Oggi stiamo assistendo alla rinascita della scultura nei modi più inaspettati e affascinanti. Non solo c’è un feroce ritorno a ripensare i materiali tradizionali come il gesso, la ceramica, la cera e il bronzo, ma anche un abbraccio di tutto ciò che va dai mixed media, agli oggetti dematerializzati, alle sculture concettuali, alle stampe 3D e alle digitalizzazioni. 

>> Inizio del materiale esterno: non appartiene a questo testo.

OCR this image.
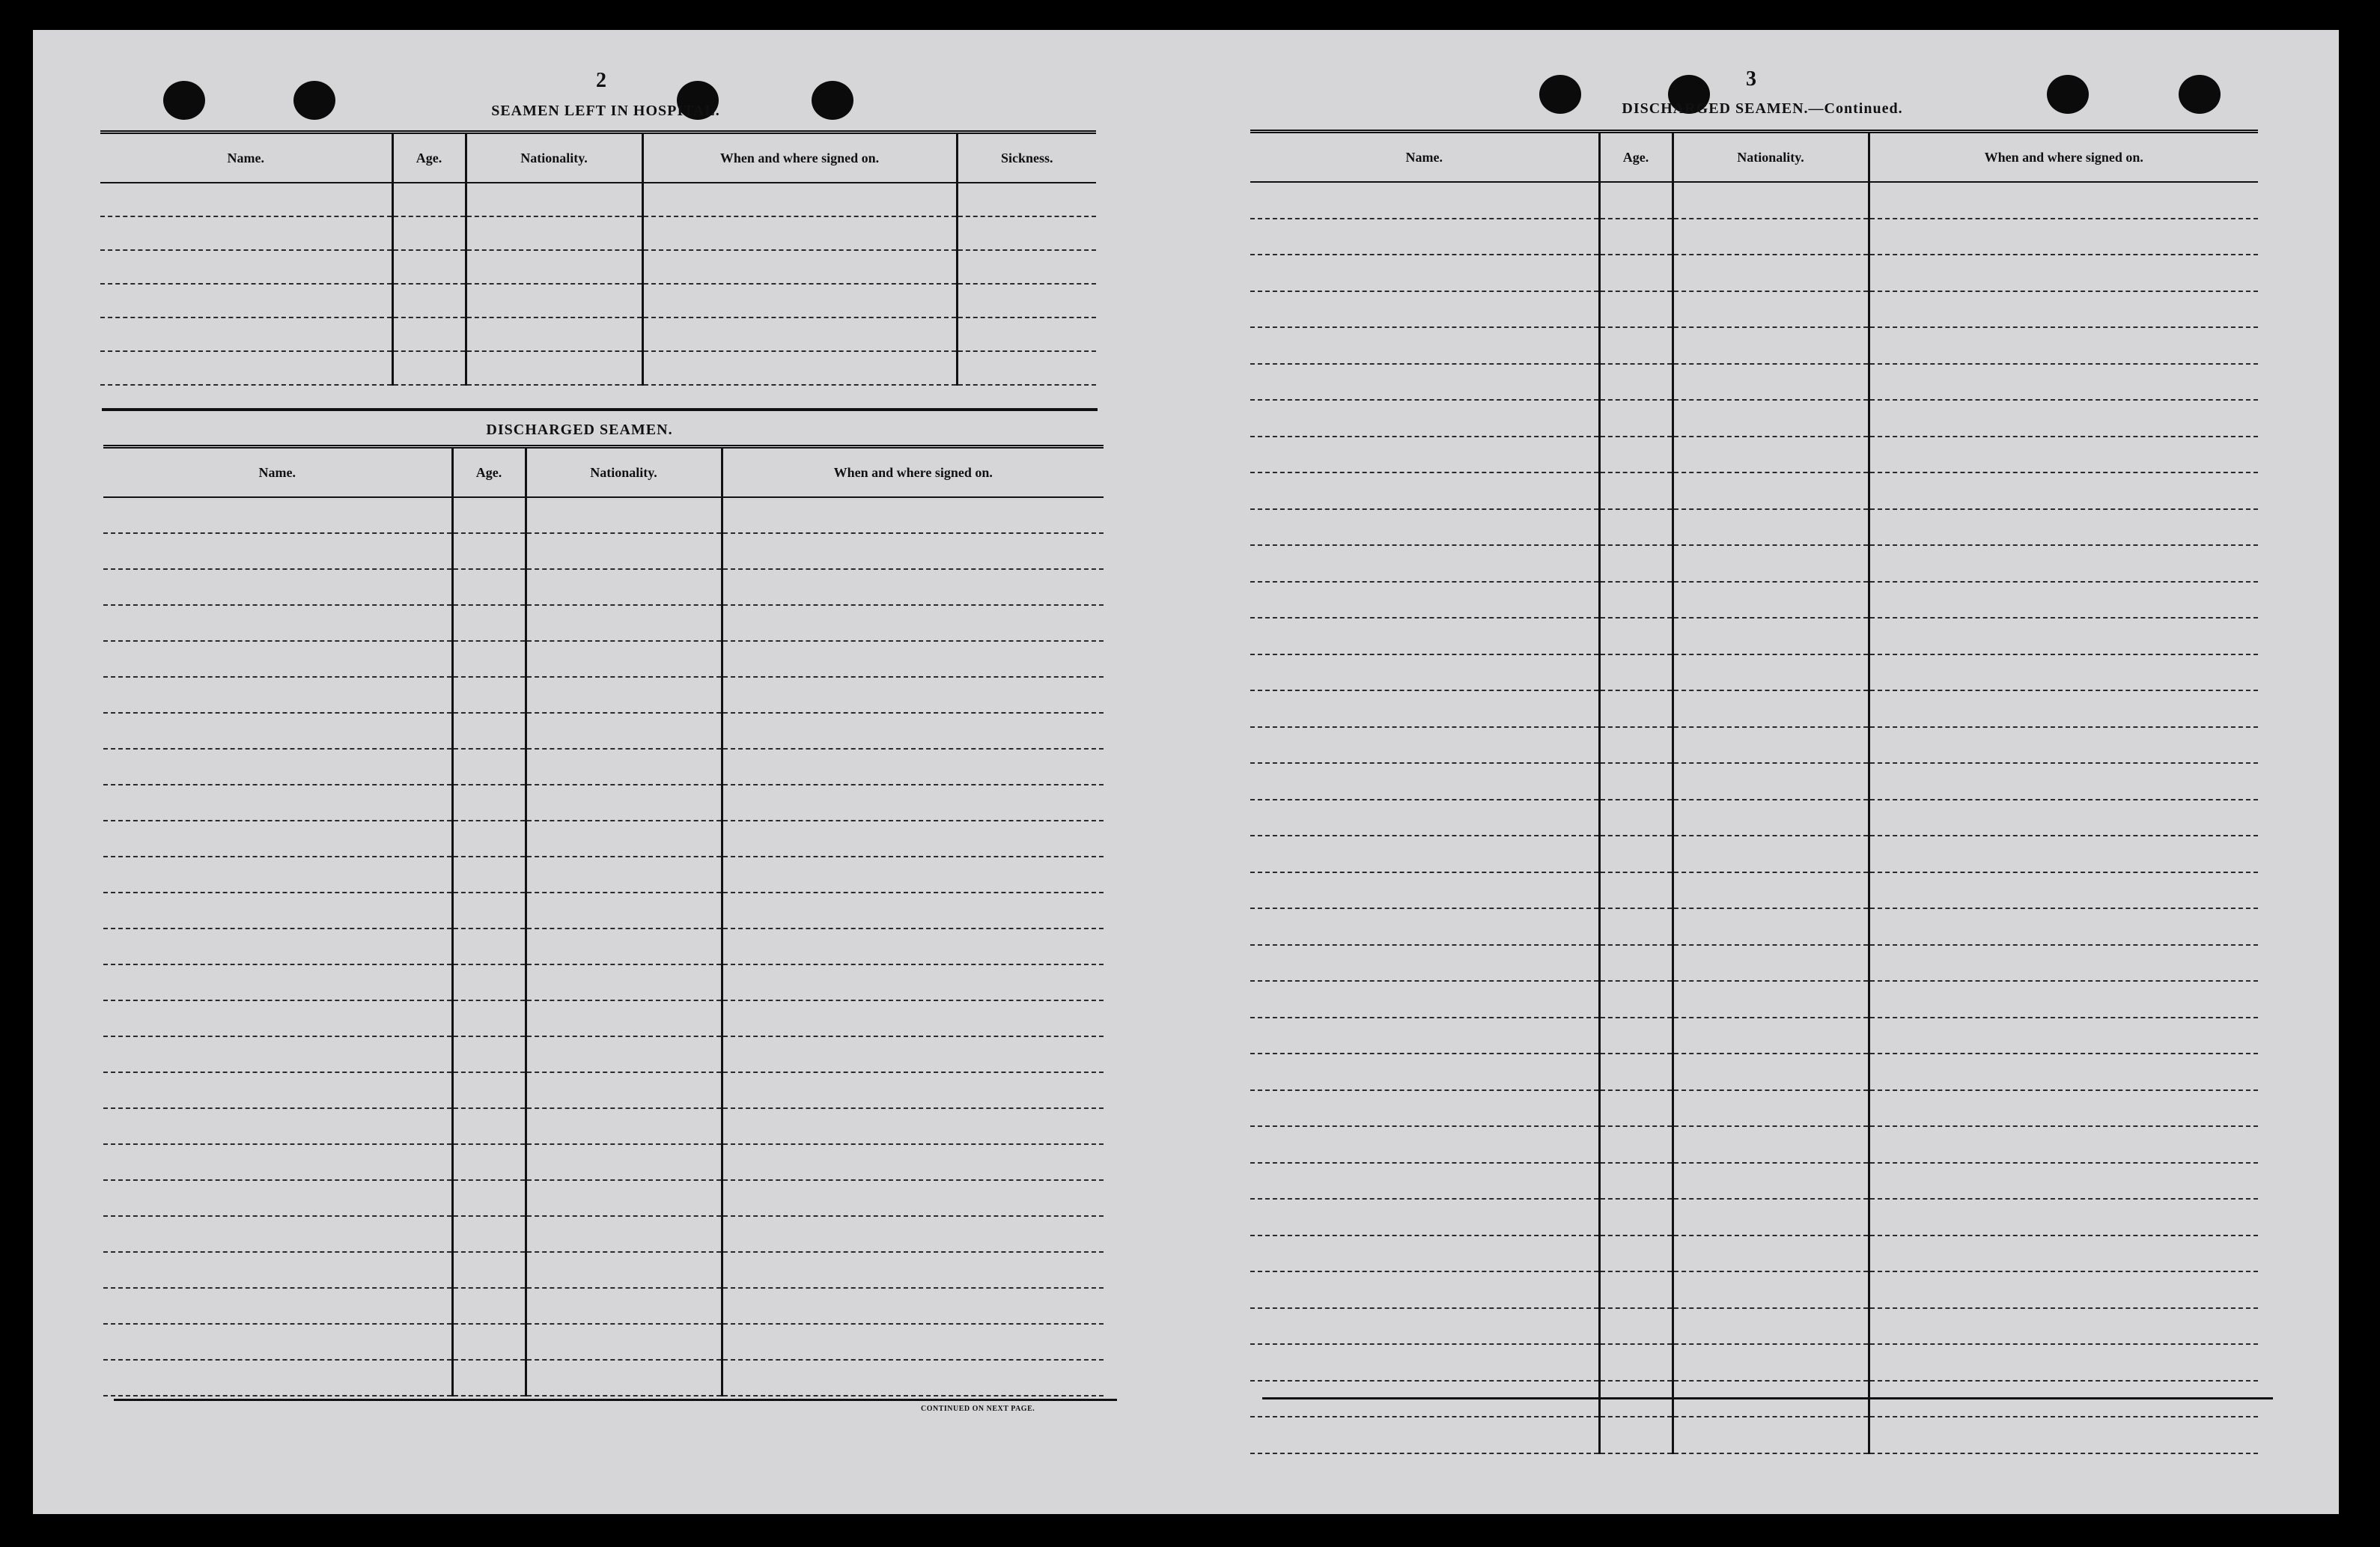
2
SEAMEN LEFT IN HOSPITAL.
Name.	Age.	Nationality.	When and where signed on.	Sickness.

DISCHARGED SEAMEN.
Name.	Age.	Nationality.	When and where signed on.

CONTINUED ON NEXT PAGE.
3
DISCHARGED SEAMEN.—Continued.
Name.	Age.	Nationality.	When and where signed on.
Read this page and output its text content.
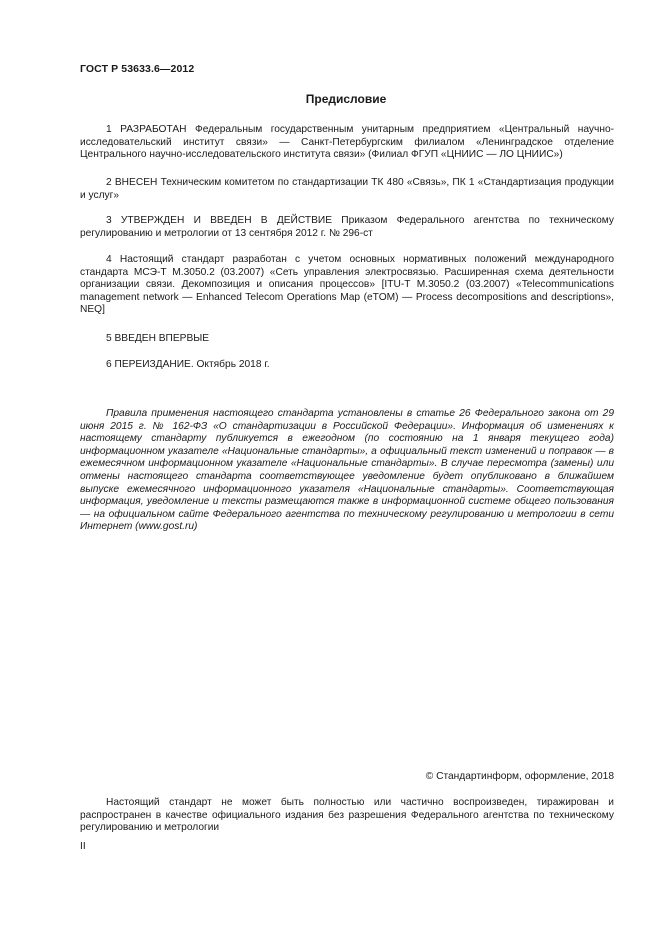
ГОСТ Р 53633.6—2012

Предисловие

1 РАЗРАБОТАН Федеральным государственным унитарным предприятием «Центральный научно-исследовательский институт связи» — Санкт-Петербургским филиалом «Ленинградское отделение Центрального научно-исследовательского института связи» (Филиал ФГУП «ЦНИИС — ЛО ЦНИИС»)

2 ВНЕСЕН Техническим комитетом по стандартизации ТК 480 «Связь», ПК 1 «Стандартизация продукции и услуг»

3 УТВЕРЖДЕН И ВВЕДЕН В ДЕЙСТВИЕ Приказом Федерального агентства по техническому регулированию и метрологии от 13 сентября 2012 г. № 296-ст

4 Настоящий стандарт разработан с учетом основных нормативных положений международного стандарта МСЭ-Т М.3050.2 (03.2007) «Сеть управления электросвязью. Расширенная схема деятельности организации связи. Декомпозиция и описания процессов» [ITU-T M.3050.2 (03.2007) «Telecommunications management network — Enhanced Telecom Operations Map (eTOM) — Process decompositions and descriptions», NEQ]

5 ВВЕДЕН ВПЕРВЫЕ

6 ПЕРЕИЗДАНИЕ. Октябрь 2018 г.

Правила применения настоящего стандарта установлены в статье 26 Федерального закона от 29 июня 2015 г. № 162-ФЗ «О стандартизации в Российской Федерации». Информация об изменениях к настоящему стандарту публикуется в ежегодном (по состоянию на 1 января текущего года) информационном указателе «Национальные стандарты», а официальный текст изменений и поправок — в ежемесячном информационном указателе «Национальные стандарты». В случае пересмотра (замены) или отмены настоящего стандарта соответствующее уведомление будет опубликовано в ближайшем выпуске ежемесячного информационного указателя «Национальные стандарты». Соответствующая информация, уведомление и тексты размещаются также в информационной системе общего пользования — на официальном сайте Федерального агентства по техническому регулированию и метрологии в сети Интернет (www.gost.ru)

© Стандартинформ, оформление, 2018

Настоящий стандарт не может быть полностью или частично воспроизведен, тиражирован и распространен в качестве официального издания без разрешения Федерального агентства по техническому регулированию и метрологии

II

Le sculture di oggi vanno dalle sculture di candele di cera fusa di Urs Fischer al blob di poliuretano fuso di Lynda Benglis, all’Earthwork e Land Art, come Spiral Jetty di Robert Smithson, fatta di roccia basaltica, cristalli di sale, terra e acqua, alle tende di plastica di Carla Accardi, ai ‘disegni’ di Eva Hesse con lattice, corda, spago e filo, ai tubi al neon di Dan Flavin che rivestono la Chiesa Rosa di Milano. Anche il corpo umano vivo è diventato il materiale dello scultore ed è considerato una scultura, come la Scultura vivente di Piero Manzoni, una performance di una donna viva firmata dall’artista sulla coscia e posta su un piedistallo, o gli amici di Remo Bianco congelati da uno spray di neve artificiale. La scultura può essere una performance o un’azione, sia che si svolga in una galleria, in un museo, in uno studio o nella natura, come i gesti poetici di Giuseppe Penone Essere fiume

La scultura può abbracciare le pareti di una struttura architettonica o può giocare sul confine tra opera d’arte e oggetto di design, come le ceramiche di Lucio Fontana. Può far parte di ambienti esperienziali, come Yayoi Kusama e le sue 1500 sfere d’argento, Narcissus Garden, figurativa o astratta, statica o mobile, su piedistalli o senza. Le forme di marmo intagliato di Barry X Ball, realizzate con scansioni digitali 3D di sculture di Medardo Rosso e Umberto Boccioni, adattano e rimescolano tecniche artistiche vecchie e nuove. Sebbene molte di queste opere siano gesti unici e originali, la maggior parte di esse può essere ripresentata, riprodotta, replicata, ricreata e reinstallata. Questi nuovi adattamenti, anch’essi sculture, hanno poco a che fare con le riproduzioni tradizionali in fusione. Tuttavia, dovranno essere definiti come riproduzioni, repliche, ricreazioni, appropriazioni o copie. Tutto questo solleva questioni concrete di carattere curatoriale, storico-artistico, di mercato e legale per coloro che sono coinvolti nella realizzazione, nella catalogazione, nell’archiviazione e nella documentazione della scultura. Per questo motivo, l’obiettivo del progetto BISS di specificare etichette e termini per un mondo apparentemente quasi inafferrabile è una missione ammirevole ma impegnativa. Dimostra che è arrivato il momento di iniziare a fare un bilancio e a concretizzare un ambito artistico ampio che attualmente sfugge alla nostra descrizione verbale.